6.4 Capacity Building and Technical Literacy
Fourth, effective governance requires technical literacy within veterinary and regulatory institutions. Many Global South jurisdictions face resource and expertise constraints in evaluating AI systems (FAO, 2022). Without sufficient capacity, welfare standards risk remaining aspirational rather than enforceable.
International development programs supporting digital transformation should incorporate AI auditing training for veterinary authorities and agricultural inspectors. This includes technical understanding of machine learning systems, data pipelines, and performance metrics. Building local expertise reduces dependency on foreign technology providers and strengthens sovereign regulatory oversight.
6.5 Procurement and Market Incentives
Fifth, public procurement policies can function as leverage points. Governments in emerging economies frequently subsidize or co-finance agricultural modernization programs. Conditioning procurement approval or public funding on compliance with welfare-integrated AI standards would create market incentives for ethical system design.
Such mechanisms align with broader responsible innovation strategies in technology governance (OECD, 2019). By embedding welfare criteria into funding eligibility, states can shape market behavior without imposing blanket prohibitions.
6.6 Regional Governance Cooperation
Finally, regional coordination across Global South jurisdictions is essential to prevent regulatory arbitrage. If welfare-integrated AI standards vary widely between neighboring countries, production may shift toward weaker regulatory environments.
Regional economic communities and agricultural unions could develop harmonized guidelines for welfare-sensitive AI deployment. Cooperative governance increases bargaining power in negotiations with multinational technology firms and reduces incentives for standards competition.

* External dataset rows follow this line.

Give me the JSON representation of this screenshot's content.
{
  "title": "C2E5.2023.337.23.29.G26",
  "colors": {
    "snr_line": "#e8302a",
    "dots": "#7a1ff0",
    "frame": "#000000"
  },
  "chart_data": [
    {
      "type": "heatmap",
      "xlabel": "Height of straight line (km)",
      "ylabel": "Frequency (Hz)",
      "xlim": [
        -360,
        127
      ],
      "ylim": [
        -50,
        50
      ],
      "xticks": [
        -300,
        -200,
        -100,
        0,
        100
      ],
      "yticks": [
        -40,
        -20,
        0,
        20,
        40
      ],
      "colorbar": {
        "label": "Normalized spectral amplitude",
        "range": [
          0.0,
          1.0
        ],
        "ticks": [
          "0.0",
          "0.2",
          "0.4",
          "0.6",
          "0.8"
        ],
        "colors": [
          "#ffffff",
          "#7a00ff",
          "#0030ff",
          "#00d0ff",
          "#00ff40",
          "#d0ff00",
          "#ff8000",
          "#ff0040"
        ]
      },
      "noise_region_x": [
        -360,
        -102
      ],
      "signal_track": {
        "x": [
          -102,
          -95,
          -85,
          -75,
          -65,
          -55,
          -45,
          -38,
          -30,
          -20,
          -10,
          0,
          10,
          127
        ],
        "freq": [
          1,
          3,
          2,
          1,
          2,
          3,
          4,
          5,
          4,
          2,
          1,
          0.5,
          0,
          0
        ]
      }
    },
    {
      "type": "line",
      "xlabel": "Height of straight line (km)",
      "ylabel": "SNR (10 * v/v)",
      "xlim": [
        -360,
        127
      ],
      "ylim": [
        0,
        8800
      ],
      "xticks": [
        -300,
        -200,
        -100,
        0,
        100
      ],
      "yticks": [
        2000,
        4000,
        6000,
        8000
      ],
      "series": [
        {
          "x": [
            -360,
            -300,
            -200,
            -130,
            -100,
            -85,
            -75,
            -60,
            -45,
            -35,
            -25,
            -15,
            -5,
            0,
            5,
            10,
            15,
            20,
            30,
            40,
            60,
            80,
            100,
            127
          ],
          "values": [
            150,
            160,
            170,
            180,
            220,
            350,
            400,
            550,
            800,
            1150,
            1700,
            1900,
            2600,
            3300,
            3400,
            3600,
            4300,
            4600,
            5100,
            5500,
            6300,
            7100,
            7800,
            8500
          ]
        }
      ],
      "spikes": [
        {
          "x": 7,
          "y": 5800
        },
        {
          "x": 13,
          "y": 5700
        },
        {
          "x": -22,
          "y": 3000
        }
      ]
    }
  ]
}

Expanding AI governance beyond anthropocentric frameworks is not anti-development. Rather, it reflects an anticipatory governance strategy consistent with the structural power of general-purpose technologies (Bresnahan & Trajtenberg, 1995). AI systems reshape not only productivity metrics but lived environments across species boundaries.
The Global South stands at a formative moment in AI diffusion. Early institutional design choices will determine whether AI entrenches intensified confinement systems or supports welfare-sensitive modernization. Integrating multispecies safeguards into governance frameworks today can prevent structural lock-in tomorrow.
Ethical foresight, institutional integration, and capacity investment are therefore not peripheral concerns. They are central to ensuring that AI’s transformative potential aligns with a broader conception of justice, one that recognizes the multispecies character of technologically mediated economies.
References
Bostrom, N. (2014). Superintelligence: Paths, dangers, strategies. Oxford University Press.
Helpman, E. (Ed.). (1998). General purpose technologies and economic growth. MIT Press.
OECD. (2019). OECD principles on artificial intelligence. OECD Publishing.
Russell, S. (2019). Human compatible: Artificial intelligence and the problem of control. Viking.
Adams, Rene Van Der wal, Koen Arts . (2015). Digital technology and the Conservation of nature ,
Singer, P. (1975). Animal liberation. HarperCollins.
UNESCO. (2021). Recommendation on the ethics of artificial intelligence. UNESCO.
World Bank. (2020). Digital economy for Africa initiative. World Bank

Intersting research. I think an important moral view that we should align AI with is that wild animal suffering is also a serious issue. In my intuition, AI might hold the view that there are a lot of happiness in the wild so spreading animals to the outer space would be something good, which is probably not true and might cause s-risks to happen.